N6 claims young life
SABELO Jayiya of Queenstown writes: We have become accustomed to turning our blessings into curses. The N6 road as we enter Komani is beautiful and is supposed to make us proud. It is something to boast about to the visitors and those who pass through our town.
This beauty has been turned into a curse by callous and reckless drivers, who drive as though they are participating in a grand prix. They neither care for other drivers nor the pedestrians. They rejoice at seeing pedestrians running for dear lives when crossing the road.
On May 22 at about 2.30pm, Mpho Bali, who was barely seven years old, was hit by a car in front of my eyes while crossing the road to the mall adjacent to the N6. This was a scene I pray nobody ever sees. I could not sleep for days, as the terrible scene kept playing in my mind. The sight of his siblings crying helplessly, as they saw their brother lying motionlessly in the road, kept sending a stream of tears down my cheeks. A young life lost, a future destroyed.
As we tried to calm the siblings, giving them hope that the paramedics would do their best to help their brother, an old man came shouting, “Hayi, ufile” (No, he is dead).

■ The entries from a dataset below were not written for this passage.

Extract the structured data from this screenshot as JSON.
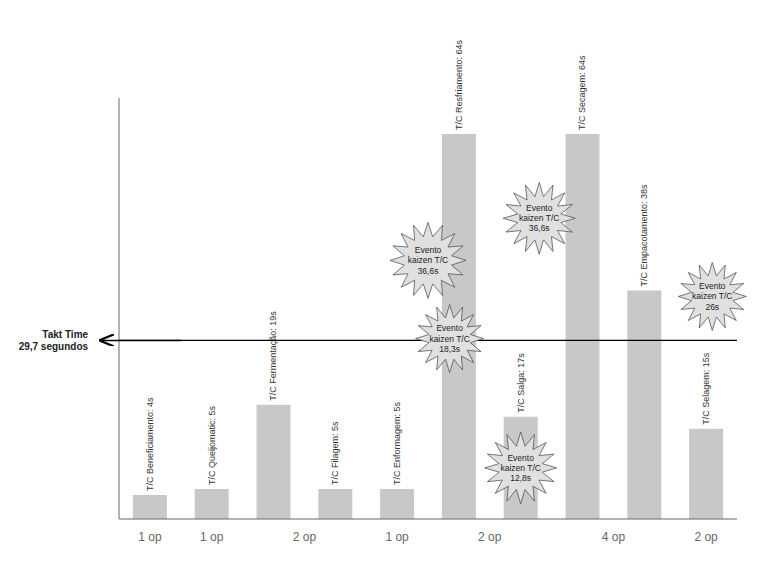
{
  "chart_data": {
    "type": "bar",
    "categories": [
      "1 op",
      "1 op",
      "2 op",
      null,
      "1 op",
      "2 op",
      null,
      "4 op",
      null,
      "2 op"
    ],
    "values": [
      4,
      5,
      19,
      5,
      5,
      64,
      17,
      64,
      38,
      15
    ],
    "value_labels": [
      "T/C Beneficiamento: 4s",
      "T/C Queijomatic: 5s",
      "T/C Fermentação: 19s",
      "T/C Filagem: 5s",
      "T/C Enformagem: 5s",
      "T/C Resfriamento: 64s",
      "T/C Salga: 17s",
      "T/C Secagem: 64s",
      "T/C Empacotamento: 38s",
      "T/C Selagem: 15s"
    ],
    "data_labels": true,
    "color": "#c8c8c8",
    "ylim": [
      0,
      70
    ],
    "tick_labels": "x",
    "grid": false,
    "reference_line": {
      "value": 29.7,
      "label": "Takt Time\n29,7 segundos"
    },
    "annotations": [
      "Evento\nkaizen T/C\n36,6s",
      "Evento\nkaizen T/C\n18,3s",
      "Evento\nkaizen T/C\n36,6s",
      "Evento\nkaizen T/C\n12,8s",
      "Evento\nkaizen T/C\n26s"
    ]
  }
}
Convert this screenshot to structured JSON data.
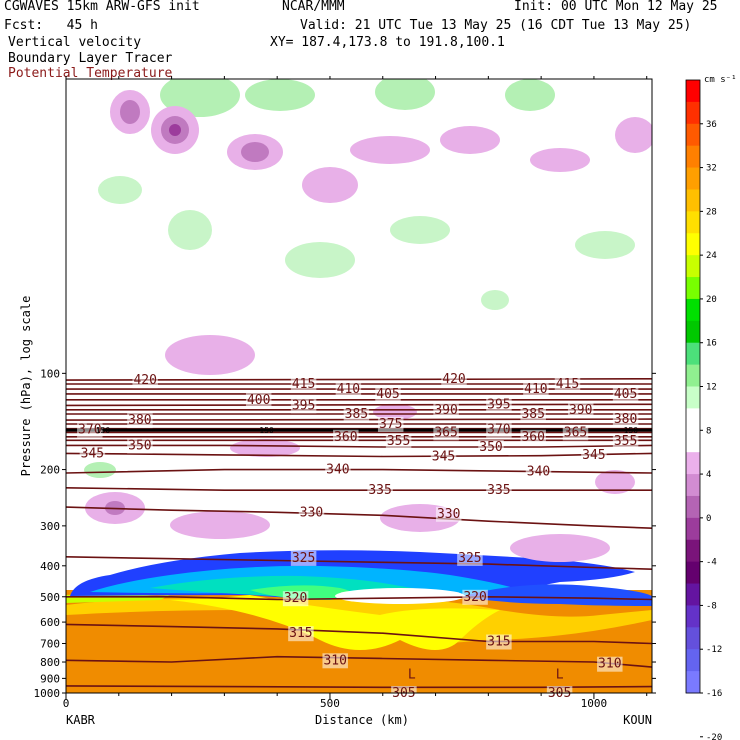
{
  "header": {
    "model": "CGWAVES 15km ARW-GFS init",
    "org": "NCAR/MMM",
    "init": "Init: 00 UTC Mon 12 May 25",
    "fcst": "Fcst:   45 h",
    "valid": "Valid: 21 UTC Tue 13 May 25 (16 CDT Tue 13 May 25)",
    "field1": "Vertical velocity",
    "xy": "XY= 187.4,173.8 to 191.8,100.1",
    "field2": "Boundary Layer Tracer",
    "field3": "Potential Temperature"
  },
  "chart_data": {
    "type": "contour",
    "xlabel": "Distance (km)",
    "ylabel": "Pressure (hPa), log scale",
    "x_ticks": [
      0,
      500,
      1000
    ],
    "x_end_labels": [
      "KABR",
      "KOUN"
    ],
    "y_ticks": [
      100,
      200,
      300,
      400,
      500,
      600,
      700,
      800,
      900,
      1000
    ],
    "xlim": [
      0,
      1110
    ],
    "ylim": [
      1000,
      12
    ],
    "colorbar": {
      "unit": "cm s⁻¹",
      "labels": [
        36,
        32,
        28,
        24,
        20,
        16,
        12,
        8,
        4,
        0,
        -4,
        -8,
        -12,
        -16,
        -20
      ],
      "colors": [
        "#ff0000",
        "#ff3000",
        "#ff5a00",
        "#ff8000",
        "#ff9f00",
        "#ffbf00",
        "#ffdf00",
        "#ffff00",
        "#c8ff00",
        "#78ff00",
        "#00e000",
        "#00c800",
        "#4ce07a",
        "#90f090",
        "#c8ffc8",
        "#ffffff",
        "#ffffff",
        "#ebb0eb",
        "#d28cd2",
        "#b464b4",
        "#9c3c9c",
        "#7a147a",
        "#64006e",
        "#6414a0",
        "#6432c8",
        "#6450dc",
        "#6464f0",
        "#7a7aff"
      ]
    },
    "theta_contours": [
      {
        "value": 305,
        "labels": [
          {
            "x": 640,
            "p": 1000
          },
          {
            "x": 935,
            "p": 1000
          }
        ],
        "pts": [
          [
            0,
            950
          ],
          [
            300,
            955
          ],
          [
            600,
            960
          ],
          [
            900,
            960
          ],
          [
            1110,
            955
          ]
        ]
      },
      {
        "value": 310,
        "labels": [
          {
            "x": 510,
            "p": 790
          },
          {
            "x": 1030,
            "p": 810
          }
        ],
        "pts": [
          [
            0,
            790
          ],
          [
            200,
            800
          ],
          [
            400,
            770
          ],
          [
            600,
            780
          ],
          [
            800,
            790
          ],
          [
            1000,
            800
          ],
          [
            1110,
            830
          ]
        ]
      },
      {
        "value": 315,
        "labels": [
          {
            "x": 445,
            "p": 650
          },
          {
            "x": 820,
            "p": 690
          }
        ],
        "pts": [
          [
            0,
            610
          ],
          [
            200,
            620
          ],
          [
            400,
            630
          ],
          [
            600,
            650
          ],
          [
            800,
            690
          ],
          [
            1000,
            690
          ],
          [
            1110,
            700
          ]
        ]
      },
      {
        "value": 320,
        "labels": [
          {
            "x": 435,
            "p": 505
          },
          {
            "x": 775,
            "p": 500
          }
        ],
        "pts": [
          [
            0,
            500
          ],
          [
            200,
            500
          ],
          [
            400,
            510
          ],
          [
            600,
            505
          ],
          [
            800,
            500
          ],
          [
            1000,
            505
          ],
          [
            1110,
            510
          ]
        ]
      },
      {
        "value": 325,
        "labels": [
          {
            "x": 450,
            "p": 378
          },
          {
            "x": 765,
            "p": 378
          }
        ],
        "pts": [
          [
            0,
            375
          ],
          [
            200,
            380
          ],
          [
            400,
            385
          ],
          [
            600,
            390
          ],
          [
            800,
            395
          ],
          [
            1000,
            405
          ],
          [
            1110,
            410
          ]
        ]
      },
      {
        "value": 330,
        "labels": [
          {
            "x": 465,
            "p": 272
          },
          {
            "x": 725,
            "p": 275
          }
        ],
        "pts": [
          [
            0,
            262
          ],
          [
            200,
            268
          ],
          [
            400,
            272
          ],
          [
            600,
            278
          ],
          [
            800,
            290
          ],
          [
            1000,
            300
          ],
          [
            1110,
            305
          ]
        ]
      },
      {
        "value": 335,
        "labels": [
          {
            "x": 595,
            "p": 232
          },
          {
            "x": 820,
            "p": 232
          }
        ],
        "pts": [
          [
            0,
            228
          ],
          [
            300,
            232
          ],
          [
            600,
            232
          ],
          [
            900,
            232
          ],
          [
            1110,
            232
          ]
        ]
      },
      {
        "value": 340,
        "labels": [
          {
            "x": 515,
            "p": 200
          },
          {
            "x": 895,
            "p": 203
          }
        ],
        "pts": [
          [
            0,
            205
          ],
          [
            300,
            200
          ],
          [
            600,
            200
          ],
          [
            900,
            203
          ],
          [
            1110,
            205
          ]
        ]
      },
      {
        "value": 345,
        "labels": [
          {
            "x": 50,
            "p": 178
          },
          {
            "x": 715,
            "p": 182
          },
          {
            "x": 1000,
            "p": 180
          }
        ],
        "pts": [
          [
            0,
            178
          ],
          [
            300,
            180
          ],
          [
            600,
            182
          ],
          [
            900,
            181
          ],
          [
            1110,
            178
          ]
        ]
      },
      {
        "value": 350,
        "labels": [
          {
            "x": 140,
            "p": 168
          },
          {
            "x": 805,
            "p": 170
          }
        ],
        "pts": [
          [
            0,
            168
          ],
          [
            300,
            168
          ],
          [
            600,
            170
          ],
          [
            900,
            170
          ],
          [
            1110,
            168
          ]
        ]
      },
      {
        "value": 355,
        "labels": [
          {
            "x": 630,
            "p": 163
          },
          {
            "x": 1060,
            "p": 163
          }
        ],
        "pts": [
          [
            0,
            162
          ],
          [
            1110,
            162
          ]
        ]
      },
      {
        "value": 360,
        "labels": [
          {
            "x": 530,
            "p": 158
          },
          {
            "x": 885,
            "p": 158
          }
        ],
        "pts": [
          [
            0,
            158
          ],
          [
            1110,
            158
          ]
        ]
      },
      {
        "value": 365,
        "labels": [
          {
            "x": 720,
            "p": 153
          },
          {
            "x": 965,
            "p": 153
          }
        ],
        "pts": [
          [
            0,
            153
          ],
          [
            1110,
            153
          ]
        ]
      },
      {
        "value": 370,
        "labels": [
          {
            "x": 45,
            "p": 150
          },
          {
            "x": 820,
            "p": 150
          }
        ],
        "pts": [
          [
            0,
            149
          ],
          [
            1110,
            149
          ]
        ]
      },
      {
        "value": 375,
        "labels": [
          {
            "x": 615,
            "p": 144
          }
        ],
        "pts": [
          [
            0,
            144
          ],
          [
            1110,
            144
          ]
        ]
      },
      {
        "value": 380,
        "labels": [
          {
            "x": 140,
            "p": 140
          },
          {
            "x": 1060,
            "p": 139
          }
        ],
        "pts": [
          [
            0,
            140
          ],
          [
            1110,
            139
          ]
        ]
      },
      {
        "value": 385,
        "labels": [
          {
            "x": 550,
            "p": 134
          },
          {
            "x": 885,
            "p": 134
          }
        ],
        "pts": [
          [
            0,
            134
          ],
          [
            1110,
            134
          ]
        ]
      },
      {
        "value": 390,
        "labels": [
          {
            "x": 720,
            "p": 130
          },
          {
            "x": 975,
            "p": 130
          }
        ],
        "pts": [
          [
            0,
            130
          ],
          [
            1110,
            130
          ]
        ]
      },
      {
        "value": 395,
        "labels": [
          {
            "x": 450,
            "p": 126
          },
          {
            "x": 820,
            "p": 125
          }
        ],
        "pts": [
          [
            0,
            126
          ],
          [
            1110,
            125
          ]
        ]
      },
      {
        "value": 400,
        "labels": [
          {
            "x": 365,
            "p": 121
          }
        ],
        "pts": [
          [
            0,
            121
          ],
          [
            1110,
            121
          ]
        ]
      },
      {
        "value": 405,
        "labels": [
          {
            "x": 610,
            "p": 116
          },
          {
            "x": 1060,
            "p": 116
          }
        ],
        "pts": [
          [
            0,
            116
          ],
          [
            1110,
            116
          ]
        ]
      },
      {
        "value": 410,
        "labels": [
          {
            "x": 535,
            "p": 112
          },
          {
            "x": 890,
            "p": 112
          }
        ],
        "pts": [
          [
            0,
            112
          ],
          [
            1110,
            112
          ]
        ]
      },
      {
        "value": 415,
        "labels": [
          {
            "x": 450,
            "p": 108
          },
          {
            "x": 950,
            "p": 108
          }
        ],
        "pts": [
          [
            0,
            108
          ],
          [
            1110,
            108
          ]
        ]
      },
      {
        "value": 420,
        "labels": [
          {
            "x": 150,
            "p": 105
          },
          {
            "x": 735,
            "p": 104
          }
        ],
        "pts": [
          [
            0,
            105
          ],
          [
            1110,
            104
          ]
        ]
      }
    ],
    "tracer_label": "150",
    "markers": [
      {
        "text": "L",
        "x": 655,
        "p": 900
      },
      {
        "text": "L",
        "x": 935,
        "p": 900
      }
    ]
  }
}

Such callousness, such insensitivity! This is the same spot that, in November 2011, cost the life of Hlomla Madonono who was born in 1999. Coincidentally, both boys, who died at the same spot, were residents of Komani Park and were originally from Mtebhele village at Machibini.
For how long shall we take these incidents as “one of those things”? For how long shall we keep quiet and take these incidents as mere statistics? The municipality, working with Sanral, needs to ensure as a matter of urgency, that:
Cameras are installed to monitor speed and prosecute offenders;
traffic lights or traffic circles are erected at the Laurie Dashwood and Sandringham junctions;
Speed humps are erected between the two traffic circles and the existing traffic lights.
To those who continue to blame the victim, “Bafuna ntoni na bona aba bantwana ezindleleni”? Our children have a right to move around this town. Some do not have the luxury of being ferried in cars to the shops and have the right to buy wherever they prefer. No callousness and recklessness must confine people’s movements. I trust and pray that no more shall we hear of such deaths. Let us all value life, embrace blessings and not turn them into curses.